Translating Cringely
I’ve twittered my disappointment before, but I still can’t get past how a fairly experienced and well-connected pundit can continue to churn out such nonsense. I’ll try a Gruber-style translation:
We were led to expect more – a lot more [from the 14 October announcements]. And I am not talking about rumors. Back on July 21st in his regular conference call with industry analysts, Apple Chief Financial Officer Peter Oppenheimer said that Apple’s profit margin would likely shrink from 34.8 percent in the just-concluded quarter to 31.5 percent in the quarter ending in September.
I’m under the impression that announcing a product in mid-October can affect profit margins in July, August, and September, and that Apple shares my delusion.
I think the delayed product has everything to do with Apple’s desire for Blu-ray DVDs to die as a standard… The alternative Jobs would like to offer, of course, is full 1080p HD video distribution on iTunes…
Blu-ray and 1080p feel important to us pundits. Tech companies should make them top priorities even though users don’t care about them.
Snow Leopard is late, but then operating system updates are always late, no matter the vendor. This delay could be for any number of reasons and there are probably several, but one of them I can guarantee you has to do with H.264.
A product announced three months ago with a general release timeframe nine months away is already late, and I even know the particular feature holding it up. If Snow Leopard ships a day after 9 June, 2009 I will claim to have predicted it.
More than a year ago I made a big point of predicting that Apple would go to H.264 hardware acceleration, though I pinned it on a specific chip from NHK and NTT in Japan.
Please ignore that I repeated this claim as fact just two months ago, this time detailing pricing information. I will now go on to explain why, despite having all the facts completely wrong, I was still completely right.
So what happened to that NTT chip? I don’t know. Maybe it was too expensive and fell out of the plan. Maybe it’s in there still and Nvidia licensed technology from NHK and NTT to enable the new hardware acceleration (this is just a speculation – I’m not at all saying they did).
I haven’t heard of OpenCL, which makes use of GPUs instead of special-purpose coprocessors, nor did I notice its prominent mention in Apple’s Snow Leopard press release. I don’t see Apple’s inclusion of multiple GPUs in its new machines as an indication that they intend to rely on commodity processor and GPU technology for performance instead of proprietary coprocessors.
What if Psystar comes out on top and has the right to sell Mac clones based on the Hackintosh model? Then Apple will have to break that model by becoming more proprietary and therefore harder to emulate.
I believe that Psystar is a serious enough threat that Apple would completely redesign their computers to put them out of business. I think there are lots of users willing to pay for a computer that Apple explicitly tells them will not work.
Snow Leopard, I’m told, will make seamless use of as many cores as are available. It isn’t clear whether applications will have to be rewritten to take advantage of this capability, but I’m guessing they will have to be. This is just a guess, mind you, but is consistent with the sort of demands Apple likes to place on developers.

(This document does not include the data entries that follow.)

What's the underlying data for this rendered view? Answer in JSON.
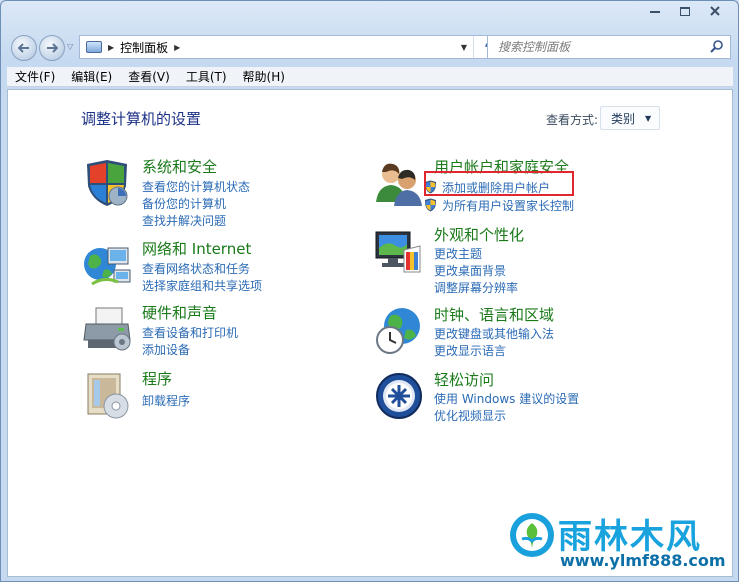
{
  "window": {
    "caption": {
      "minimize": "▬",
      "close": "✕"
    }
  },
  "address": {
    "path": "控制面板",
    "search_placeholder": "搜索控制面板"
  },
  "menu": [
    "文件(F)",
    "编辑(E)",
    "查看(V)",
    "工具(T)",
    "帮助(H)"
  ],
  "main": {
    "title": "调整计算机的设置",
    "view_by_label": "查看方式:",
    "view_by_value": "类别"
  },
  "categories": {
    "system_security": {
      "title": "系统和安全",
      "icon": "shield-icon",
      "links": [
        "查看您的计算机状态",
        "备份您的计算机",
        "查找并解决问题"
      ]
    },
    "network": {
      "title": "网络和 Internet",
      "icon": "network-globe-icon",
      "links": [
        "查看网络状态和任务",
        "选择家庭组和共享选项"
      ]
    },
    "hardware": {
      "title": "硬件和声音",
      "icon": "printer-icon",
      "links": [
        "查看设备和打印机",
        "添加设备"
      ]
    },
    "programs": {
      "title": "程序",
      "icon": "programs-icon",
      "links": [
        "卸载程序"
      ]
    },
    "user_accounts": {
      "title": "用户帐户和家庭安全",
      "icon": "users-icon",
      "links": [
        "添加或删除用户帐户",
        "为所有用户设置家长控制"
      ]
    },
    "appearance": {
      "title": "外观和个性化",
      "icon": "monitor-palette-icon",
      "links": [
        "更改主题",
        "更改桌面背景",
        "调整屏幕分辨率"
      ]
    },
    "clock": {
      "title": "时钟、语言和区域",
      "icon": "globe-clock-icon",
      "links": [
        "更改键盘或其他输入法",
        "更改显示语言"
      ]
    },
    "ease": {
      "title": "轻松访问",
      "icon": "ease-of-access-icon",
      "links": [
        "使用 Windows 建议的设置",
        "优化视频显示"
      ]
    }
  },
  "watermark": {
    "name": "雨林木风",
    "url": "www.ylmf888.com"
  },
  "colors": {
    "category_title": "#1a7a1a",
    "link": "#2b6bb5",
    "highlight": "#e0262e"
  }
}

I don’t know anything about multithreading, and my ignorance of actual released information about Snow Leopard extends to the Grand Central parallelization technology. Apple could have solved among the most challenging and well-researched problems in computing—automatically multithreading single-threaded code—but they like making things tough for developers.
Imagine a single core in an iPhone, two cores in an Apple TV, 2-4 cores in a notebook, 4-6 in an iMac, and 8+ in a Mac Pro. Wait a year then refresh all those platforms by doubling the number of cores with no change in software.
I don’t know anything about processor design or software engineering.
Moving to its own microprocessors would maintain Windows compatibility (though possibly at some lower performance level), cut hardware costs by $200 or so, and make it that much harder for others to build Mac clones in the future.
The whole “Apple needs to run on commodity hardware!” meme was played out after the switch to Intel, so I’m starting an “Apple needs to build their own processor!” meme.
…maybe January MacWorld is better, anyway, if Apple can also introduce new Mac Pros for content creation and those rumored giant Apple displays (HDTVs) with their built-in Apple TVs.
I’ve been predicting imminent arrival of Apple-branded HDTVs for several years now. I won’t let it go. The best time to release a big TV is just after the Super Bowl, right?